Australia is often called the “food allergy capital of the world” and the city of Melbourne has allergy rates even higher than Australia’s already high national average.
The reasons for this and for the general rise in food allergies globally are likely many, with several theories attempting to explain the phenomenon. The most common include over-cleanliness, distance from the equator, and vitamin D deficiencies.
In places like Melbourne, these could all be coming to a head.
There are potential links, none of them conclusive, between low vitamin D levels and a lack of exposure to immune-system triggers like pets and siblings that are combining to create Melbourne’s localized high rates of allergens.

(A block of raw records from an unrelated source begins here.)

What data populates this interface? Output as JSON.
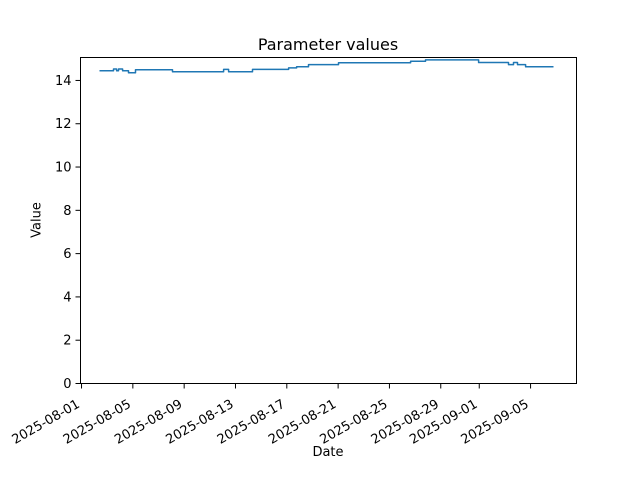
{
  "figure": {
    "title": "Parameter values",
    "xlabel": "Date",
    "ylabel": "Value",
    "background_color": "#ffffff",
    "axes_color": "#000000"
  },
  "chart_data": {
    "type": "line",
    "title": "Parameter values",
    "xlabel": "Date",
    "ylabel": "Value",
    "grid": false,
    "legend": "none",
    "line_color": "#1f77b4",
    "line_width": 1.5,
    "step_mode": "post",
    "x_unit": "days since 2025-08-01",
    "x_epoch": "2025-08-01",
    "xlim": [
      -0.08,
      38.58
    ],
    "ylim": [
      0,
      15.06
    ],
    "x_tick_rotation": 30,
    "x_ticks": [
      {
        "offset": 0,
        "label": "2025-08-01"
      },
      {
        "offset": 4,
        "label": "2025-08-05"
      },
      {
        "offset": 8,
        "label": "2025-08-09"
      },
      {
        "offset": 12,
        "label": "2025-08-13"
      },
      {
        "offset": 16,
        "label": "2025-08-17"
      },
      {
        "offset": 20,
        "label": "2025-08-21"
      },
      {
        "offset": 24,
        "label": "2025-08-25"
      },
      {
        "offset": 28,
        "label": "2025-08-29"
      },
      {
        "offset": 31,
        "label": "2025-09-01"
      },
      {
        "offset": 35,
        "label": "2025-09-05"
      }
    ],
    "y_ticks": [
      0,
      2,
      4,
      6,
      8,
      10,
      12,
      14
    ],
    "series": [
      {
        "name": "Parameter value",
        "points": [
          [
            1.4,
            14.45
          ],
          [
            2.49,
            14.45
          ],
          [
            2.49,
            14.53
          ],
          [
            2.73,
            14.53
          ],
          [
            2.73,
            14.45
          ],
          [
            2.88,
            14.45
          ],
          [
            2.88,
            14.53
          ],
          [
            3.2,
            14.53
          ],
          [
            3.2,
            14.45
          ],
          [
            3.66,
            14.45
          ],
          [
            3.66,
            14.36
          ],
          [
            4.21,
            14.36
          ],
          [
            4.21,
            14.49
          ],
          [
            7.09,
            14.49
          ],
          [
            7.09,
            14.4
          ],
          [
            11.07,
            14.4
          ],
          [
            11.07,
            14.51
          ],
          [
            11.46,
            14.51
          ],
          [
            11.46,
            14.4
          ],
          [
            13.33,
            14.4
          ],
          [
            13.33,
            14.51
          ],
          [
            16.14,
            14.51
          ],
          [
            16.14,
            14.58
          ],
          [
            16.76,
            14.58
          ],
          [
            16.76,
            14.63
          ],
          [
            17.69,
            14.63
          ],
          [
            17.69,
            14.73
          ],
          [
            20.03,
            14.73
          ],
          [
            20.03,
            14.82
          ],
          [
            25.65,
            14.82
          ],
          [
            25.65,
            14.89
          ],
          [
            26.81,
            14.89
          ],
          [
            26.81,
            14.95
          ],
          [
            30.95,
            14.95
          ],
          [
            30.95,
            14.83
          ],
          [
            33.28,
            14.83
          ],
          [
            33.28,
            14.73
          ],
          [
            33.67,
            14.73
          ],
          [
            33.67,
            14.83
          ],
          [
            33.98,
            14.83
          ],
          [
            33.98,
            14.73
          ],
          [
            34.61,
            14.73
          ],
          [
            34.61,
            14.63
          ],
          [
            36.79,
            14.63
          ]
        ]
      }
    ]
  }
}
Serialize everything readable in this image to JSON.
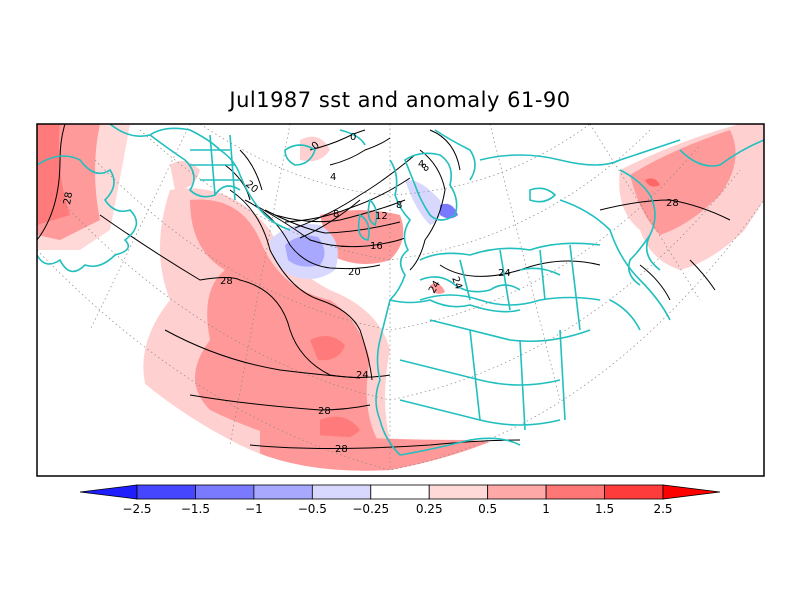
{
  "title": "Jul1987 sst and anomaly 61-90",
  "map": {
    "projection": "polar stereographic, North Atlantic and Europe",
    "contour_variable": "sst",
    "shading_variable": "anomaly",
    "contour_labels": [
      "28",
      "28",
      "28",
      "28",
      "28",
      "24",
      "24",
      "24",
      "24",
      "20",
      "20",
      "16",
      "12",
      "8",
      "8",
      "8",
      "4",
      "4",
      "0",
      "0"
    ],
    "coastline_color": "#22bfbf",
    "contour_color": "#000000"
  },
  "colorbar": {
    "tick_labels": [
      "−2.5",
      "−1.5",
      "−1",
      "−0.5",
      "−0.25",
      "0.25",
      "0.5",
      "1",
      "1.5",
      "2.5"
    ],
    "colors": [
      "#1e1eff",
      "#4646ff",
      "#7a7aff",
      "#a8a8ff",
      "#d8d8ff",
      "#ffffff",
      "#ffd8d8",
      "#ffa8a8",
      "#ff7676",
      "#ff3c3c",
      "#ff0000"
    ],
    "levels": [
      -2.5,
      -1.5,
      -1,
      -0.5,
      -0.25,
      0.25,
      0.5,
      1,
      1.5,
      2.5
    ]
  }
}
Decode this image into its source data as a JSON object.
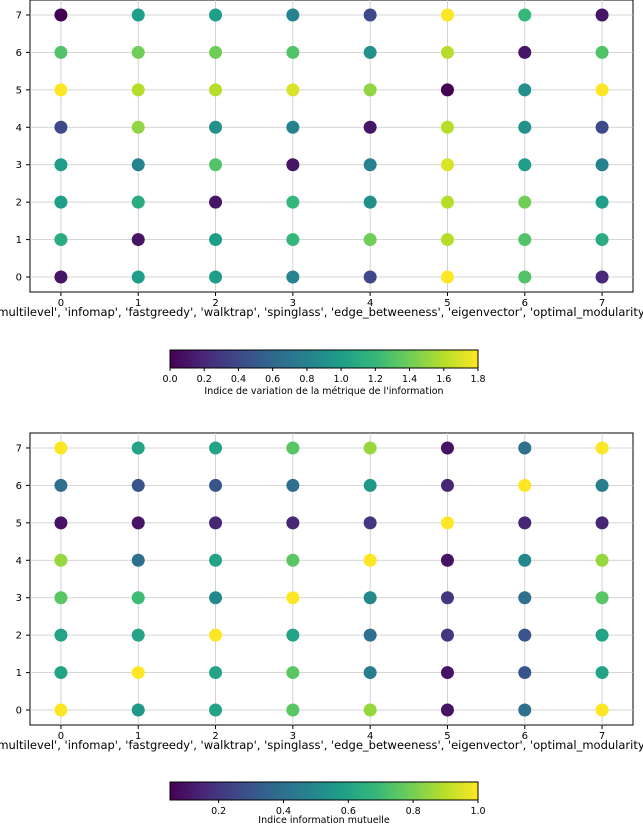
{
  "colormap": {
    "name": "viridis",
    "stops": [
      "#440154",
      "#482878",
      "#3e4989",
      "#31688e",
      "#26828e",
      "#1f9e89",
      "#35b779",
      "#6ece58",
      "#b5de2b",
      "#fde725"
    ]
  },
  "chart_data": [
    {
      "type": "scatter",
      "title": "",
      "xlabel": "['multilevel', 'infomap', 'fastgreedy', 'walktrap', 'spinglass', 'edge_betweeness', 'eigenvector', 'optimal_modularity']",
      "ylabel": "",
      "x_ticks": [
        "0",
        "1",
        "2",
        "3",
        "4",
        "5",
        "6",
        "7"
      ],
      "y_ticks": [
        "0",
        "1",
        "2",
        "3",
        "4",
        "5",
        "6",
        "7"
      ],
      "xlim": [
        -0.4,
        7.4
      ],
      "ylim": [
        -0.4,
        7.4
      ],
      "grid": true,
      "colorbar": {
        "label": "Indice de variation de la métrique de l'information",
        "range": [
          0.0,
          1.8
        ],
        "ticks": [
          "0.0",
          "0.2",
          "0.4",
          "0.6",
          "0.8",
          "1.0",
          "1.2",
          "1.4",
          "1.6",
          "1.8"
        ]
      },
      "matrix_by_y_top_to_bottom": [
        [
          0.0,
          1.0,
          1.0,
          0.8,
          0.4,
          1.8,
          1.2,
          0.1
        ],
        [
          1.3,
          1.4,
          1.4,
          1.3,
          0.9,
          1.6,
          0.1,
          1.3
        ],
        [
          1.8,
          1.6,
          1.6,
          1.7,
          1.5,
          0.0,
          0.9,
          1.8
        ],
        [
          0.4,
          1.5,
          0.9,
          0.8,
          0.1,
          1.6,
          0.9,
          0.4
        ],
        [
          1.0,
          0.8,
          1.3,
          0.1,
          0.8,
          1.7,
          1.0,
          0.8
        ],
        [
          1.0,
          1.1,
          0.1,
          1.2,
          0.9,
          1.6,
          1.4,
          1.0
        ],
        [
          1.1,
          0.1,
          1.0,
          1.2,
          1.4,
          1.6,
          1.3,
          1.1
        ],
        [
          0.1,
          1.0,
          1.0,
          0.8,
          0.4,
          1.8,
          1.3,
          0.2
        ]
      ]
    },
    {
      "type": "scatter",
      "title": "",
      "xlabel": "['multilevel', 'infomap', 'fastgreedy', 'walktrap', 'spinglass', 'edge_betweeness', 'eigenvector', 'optimal_modularity']",
      "ylabel": "",
      "x_ticks": [
        "0",
        "1",
        "2",
        "3",
        "4",
        "5",
        "6",
        "7"
      ],
      "y_ticks": [
        "0",
        "1",
        "2",
        "3",
        "4",
        "5",
        "6",
        "7"
      ],
      "xlim": [
        -0.4,
        7.4
      ],
      "ylim": [
        -0.4,
        7.4
      ],
      "grid": true,
      "colorbar": {
        "label": "Indice information mutuelle",
        "range": [
          0.05,
          1.0
        ],
        "ticks": [
          "0.2",
          "0.4",
          "0.6",
          "0.8",
          "1.0"
        ]
      },
      "matrix_by_y_top_to_bottom": [
        [
          1.0,
          0.6,
          0.6,
          0.75,
          0.85,
          0.1,
          0.4,
          1.0
        ],
        [
          0.4,
          0.3,
          0.3,
          0.4,
          0.55,
          0.15,
          1.0,
          0.45
        ],
        [
          0.1,
          0.1,
          0.15,
          0.15,
          0.2,
          1.0,
          0.15,
          0.15
        ],
        [
          0.85,
          0.4,
          0.6,
          0.75,
          1.0,
          0.1,
          0.5,
          0.85
        ],
        [
          0.75,
          0.7,
          0.5,
          1.0,
          0.5,
          0.2,
          0.4,
          0.75
        ],
        [
          0.6,
          0.6,
          1.0,
          0.6,
          0.4,
          0.2,
          0.3,
          0.6
        ],
        [
          0.6,
          1.0,
          0.6,
          0.75,
          0.45,
          0.1,
          0.3,
          0.6
        ],
        [
          1.0,
          0.55,
          0.6,
          0.75,
          0.85,
          0.1,
          0.4,
          1.0
        ]
      ]
    }
  ]
}
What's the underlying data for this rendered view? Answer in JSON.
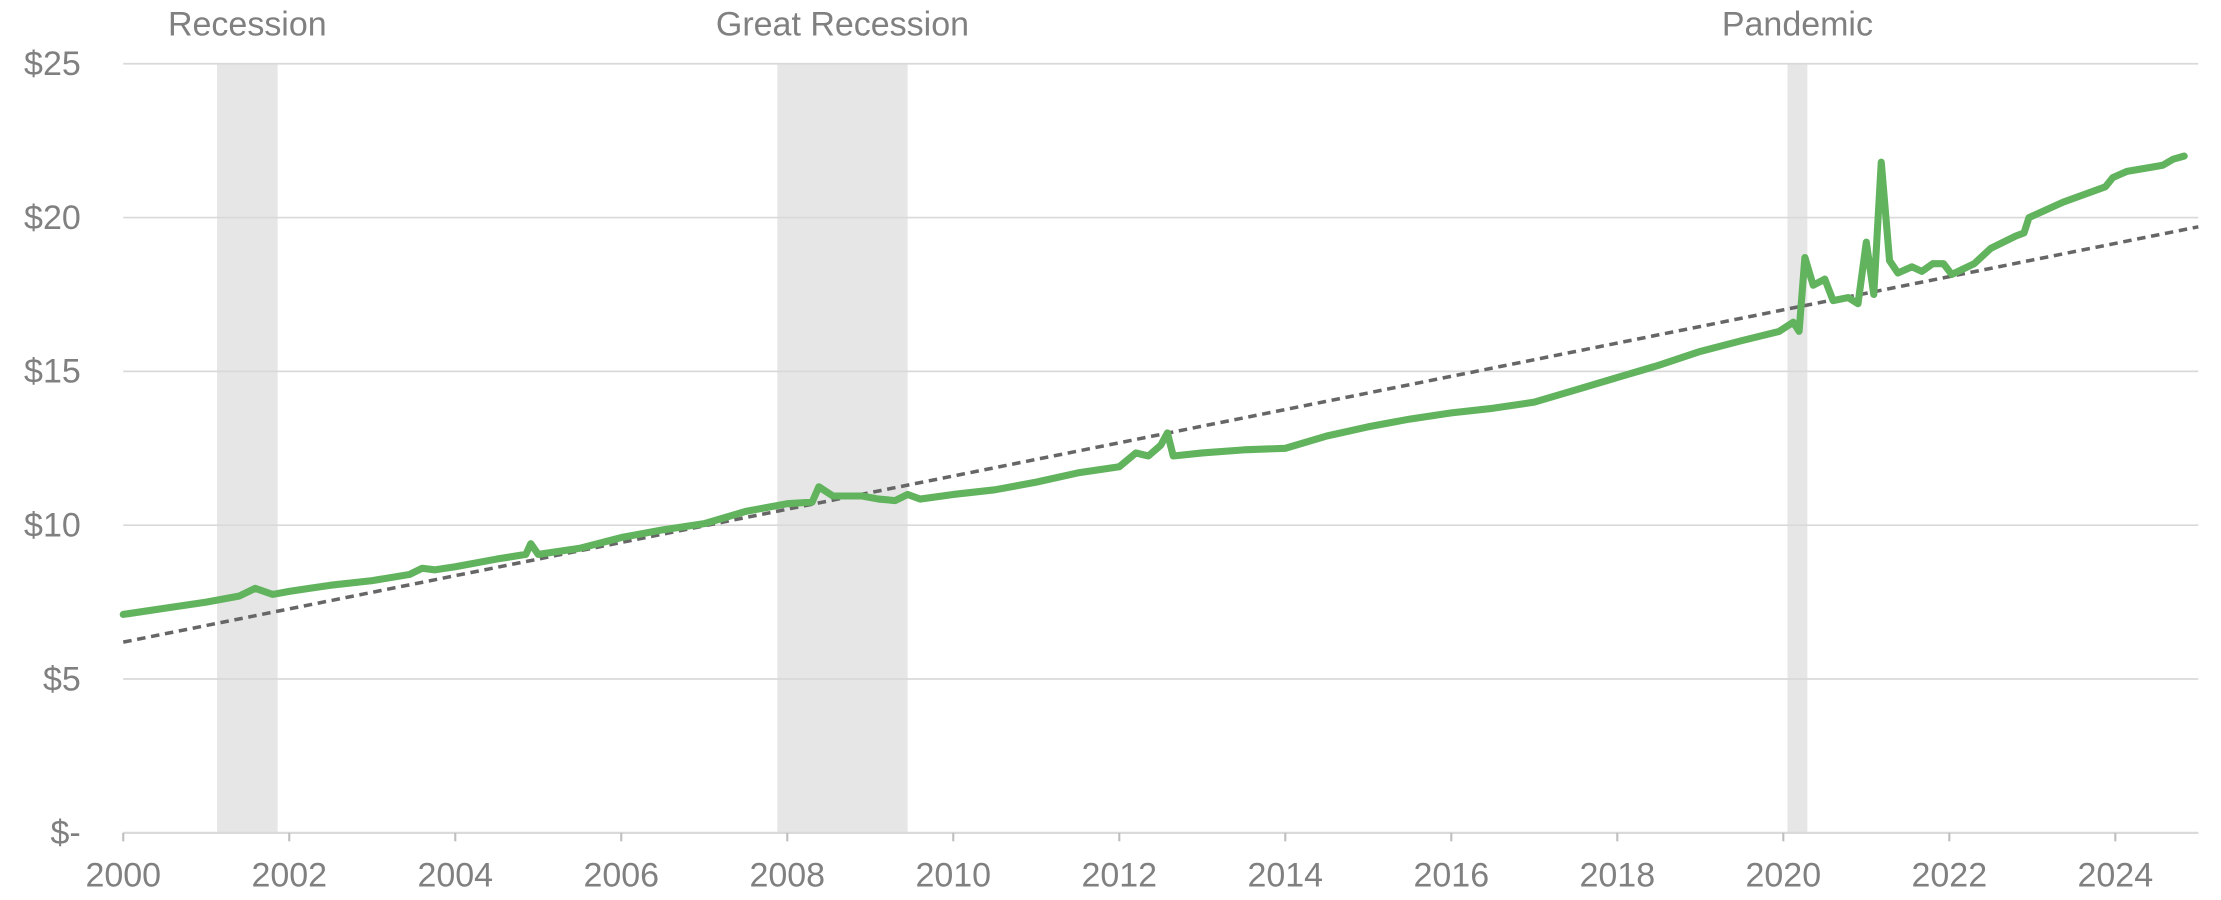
{
  "chart_data": {
    "type": "line",
    "color": "#62b35e",
    "x": [
      2000,
      2000.5,
      2001,
      2001.4,
      2001.59,
      2001.8,
      2002,
      2002.25,
      2002.5,
      2003,
      2003.45,
      2003.6,
      2003.75,
      2004,
      2004.5,
      2004.85,
      2004.91,
      2005,
      2005.5,
      2006,
      2006.5,
      2007,
      2007.5,
      2008,
      2008.3,
      2008.38,
      2008.55,
      2008.9,
      2009.1,
      2009.3,
      2009.45,
      2009.6,
      2010,
      2010.5,
      2011,
      2011.5,
      2012,
      2012.2,
      2012.35,
      2012.5,
      2012.58,
      2012.65,
      2013,
      2013.5,
      2014,
      2014.5,
      2015,
      2015.5,
      2016,
      2016.5,
      2017,
      2017.5,
      2018,
      2018.5,
      2019,
      2019.5,
      2019.95,
      2020.12,
      2020.19,
      2020.26,
      2020.36,
      2020.5,
      2020.6,
      2020.78,
      2020.9,
      2021.0,
      2021.09,
      2021.18,
      2021.28,
      2021.38,
      2021.55,
      2021.67,
      2021.8,
      2021.93,
      2022.03,
      2022.3,
      2022.5,
      2022.8,
      2022.9,
      2022.96,
      2023.37,
      2023.88,
      2023.97,
      2024.14,
      2024.57,
      2024.7,
      2024.83
    ],
    "values": [
      7.1,
      7.3,
      7.5,
      7.7,
      7.95,
      7.75,
      7.85,
      7.95,
      8.05,
      8.2,
      8.4,
      8.6,
      8.55,
      8.65,
      8.9,
      9.05,
      9.4,
      9.05,
      9.25,
      9.6,
      9.85,
      10.05,
      10.45,
      10.7,
      10.75,
      11.25,
      10.95,
      10.95,
      10.85,
      10.8,
      11.0,
      10.85,
      11.0,
      11.15,
      11.4,
      11.7,
      11.9,
      12.35,
      12.25,
      12.6,
      13.0,
      12.25,
      12.35,
      12.45,
      12.5,
      12.9,
      13.2,
      13.45,
      13.65,
      13.8,
      14.0,
      14.4,
      14.8,
      15.2,
      15.65,
      16.0,
      16.3,
      16.6,
      16.3,
      18.7,
      17.8,
      18.0,
      17.3,
      17.4,
      17.2,
      19.2,
      17.5,
      21.8,
      18.6,
      18.2,
      18.4,
      18.25,
      18.5,
      18.5,
      18.15,
      18.5,
      19.0,
      19.4,
      19.5,
      20.0,
      20.5,
      21.0,
      21.3,
      21.5,
      21.7,
      21.9,
      22.0
    ],
    "trend_line": {
      "x": [
        2000,
        2025
      ],
      "values": [
        6.2,
        19.7
      ],
      "color": "#666666",
      "dashed": true
    },
    "shaded_periods": [
      {
        "label": "Recession",
        "start": 2001.13,
        "end": 2001.86
      },
      {
        "label": "Great Recession",
        "start": 2007.88,
        "end": 2009.45
      },
      {
        "label": "Pandemic",
        "start": 2020.05,
        "end": 2020.29
      }
    ],
    "shade_color": "#e6e6e6",
    "xlim": [
      2000,
      2025
    ],
    "xticks": [
      2000,
      2002,
      2004,
      2006,
      2008,
      2010,
      2012,
      2014,
      2016,
      2018,
      2020,
      2022,
      2024
    ],
    "ylim": [
      0,
      25
    ],
    "yticks": [
      {
        "value": 0,
        "label": "$-"
      },
      {
        "value": 5,
        "label": "$5"
      },
      {
        "value": 10,
        "label": "$10"
      },
      {
        "value": 15,
        "label": "$15"
      },
      {
        "value": 20,
        "label": "$20"
      },
      {
        "value": 25,
        "label": "$25"
      }
    ],
    "grid": true
  }
}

Australia is one of the few developed countries, for example, that doesn’t require vitamin D be added to milk sold in stores. Melbourne is often cited as the “cleanest city in the world” with a cultural expectation that has many parents striving for germ-free homes. These could be combining to create a higher risk rate.
In Europe, for example, some communities are moving child daycare centers so that they’re closer to farms and dairies, where it’s been found that dust from the agricultural activity actually boosts an immuno-protein called A20 which protects from inflammation responses.
In the end, the reasons for rising food allergies are still a mystery, but scientists do admit that they’re getting closer to a good understanding of them and could find ways to limit, reduce, or even eliminate them within the relatively near future.